Die einst gerühmte Freiheit und Romantik der Schäferzunft gehört längst der Vergangenheit an, und die Schäfer leiden unter einer überbordenden Bürokratie, Nachwuchsproblemen und einem Fachkräftemangel, wie es in der Sitzung hieß. Vom „Produkt“ können die Schäfer schon lange nicht mehr leben, wie aus den Ausführungen von Anette Schäfer hervorging.

So wurden in Baden-Württemberg im vergangenen Jahr 7692 Betriebe gezählt, darunter 110 hauptberufliche Schafhalter. Die Zahl der Schafe im Land bezifferte die Geschäftsführerin auf rund 273.000 Tiere. Fast zwei Drittel der Einnahmen sind mittlerweile Prämien aus der Landschaftspflege, und nur noch gut 33 Prozent der Einkünfte stammen aus dem Verkauf der Lämmer.

Geringer Stundenlohn

Die jährliche Arbeitszeit eines hauptberuflichen Schäfers betrage 3575 Stunden, während es ein Angestellter im Jahr auf etwas mehr als 1529 Stunden bringe. Eine Reduzierung der Arbeitsleistung sei jedoch kaum möglich, da das Hüten einen großen Anteil an der Arbeitszeit einnehme. Mit einem Stundenlohn zwischen sieben und 14 Euro liegen die Schäfer oft weit entfernt vom gesetzlichen Mindestlohn – und ohne die nicht entlohnten Familienarbeitskräfte kämen viele Betriebe gar nicht über die Runden.

Unterm Strich sei die wirtschaftliche Situation der Schäferei im Hinblick auf Entlohnung und Arbeitszeit nicht befriedigend. Und das, obwohl die Schafhaltung eine hochwertige regionale Lebensmittelerzeugung mit wichtigen ökologischen Leistungen für das Landschaftsbild und den Erhalt der Kulturlandschaft verbinde.

„Wer ein Schäfer ist, muss es gerne machen“, unterstrich Anette Schäfer, dass trotz aller schönen Seiten der Schäferei unheimlich viel Idealismus dazu gehöre. Dabei zähle der Landkreis Calw mit rund 8000 Tieren zu den schafstärksten Landkreisen in Baden-Württemberg.

Herausforderung der Hanglagen

Wie Stadtschäfer Karl-Martin Bauer anmerkte, sei die Bewirtschaftung in den Wildberger Hanglagen eine echte Herausforderungen mit „hohem Zeit- und Arbeitsaufwand“. Gleichwohl seien die Schäfer stolz, „dass wir als Berufsstand so ein Fest wie den Schäferlauf haben – und dass die Stadt dahintersteht“.

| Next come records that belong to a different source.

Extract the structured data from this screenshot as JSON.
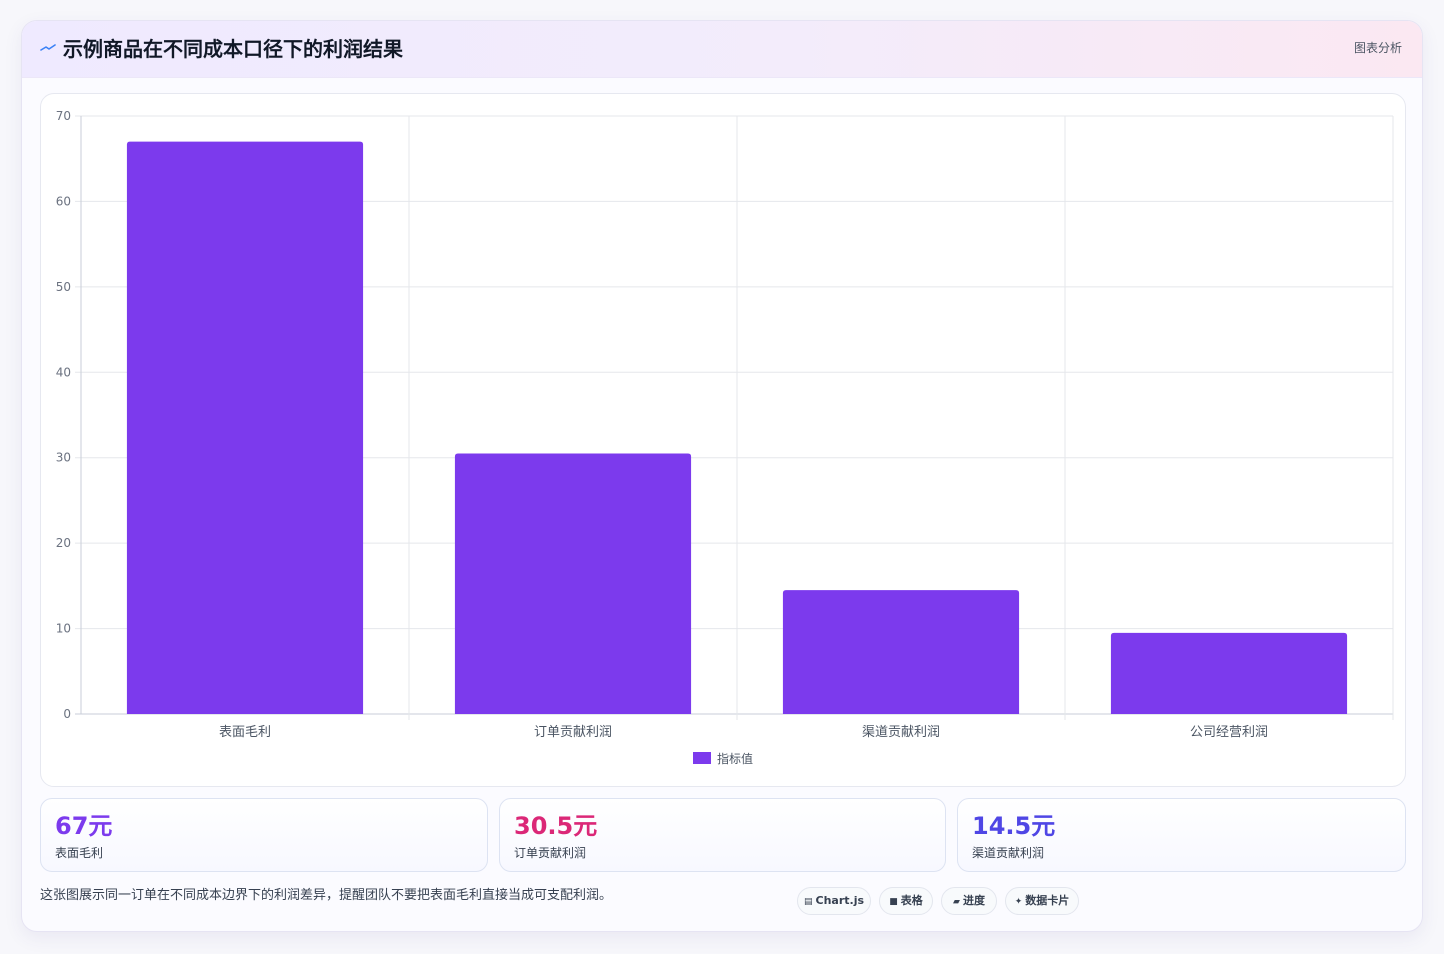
{
  "header": {
    "icon": "trend-line-icon",
    "title": "示例商品在不同成本口径下的利润结果",
    "link_label": "图表分析"
  },
  "chart_data": {
    "type": "bar",
    "categories": [
      "表面毛利",
      "订单贡献利润",
      "渠道贡献利润",
      "公司经营利润"
    ],
    "series": [
      {
        "name": "指标值",
        "values": [
          67,
          30.5,
          14.5,
          9.5
        ],
        "color": "#7c3aed"
      }
    ],
    "ylim": [
      0,
      70
    ],
    "yticks": [
      0,
      10,
      20,
      30,
      40,
      50,
      60,
      70
    ],
    "grid": true,
    "legend": "bottom"
  },
  "stats": [
    {
      "value": "67元",
      "label": "表面毛利",
      "color": "#7c3aed"
    },
    {
      "value": "30.5元",
      "label": "订单贡献利润",
      "color": "#db2777"
    },
    {
      "value": "14.5元",
      "label": "渠道贡献利润",
      "color": "#4f46e5"
    }
  ],
  "footer": {
    "note": "这张图展示同一订单在不同成本边界下的利润差异，提醒团队不要把表面毛利直接当成可支配利润。"
  },
  "chips": [
    {
      "icon": "▤",
      "icon_name": "chart-icon",
      "label": "Chart.js"
    },
    {
      "icon": "■",
      "icon_name": "table-icon",
      "label": "表格"
    },
    {
      "icon": "▰",
      "icon_name": "progress-icon",
      "label": "进度"
    },
    {
      "icon": "✦",
      "icon_name": "sparkle-icon",
      "label": "数据卡片"
    }
  ]
}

„Was die Schäfer für die Allgemeinheit leisten, ist aller Ehren wert“, betonte Bürgermeister Ulrich Bünger. Rolf Dittus (Freie Wähler) ergänzte, dass „viele Leute gar nicht wissen, was hinter der Schäferei steckt“. In seinen Augen ist die Schafhaltung „die natürlichste Form der Landschaftspflege“. Wie CDU-Rat Gerhard Ostertag unterstrich, „gehört die Schäferei zur Wildberger DNA“.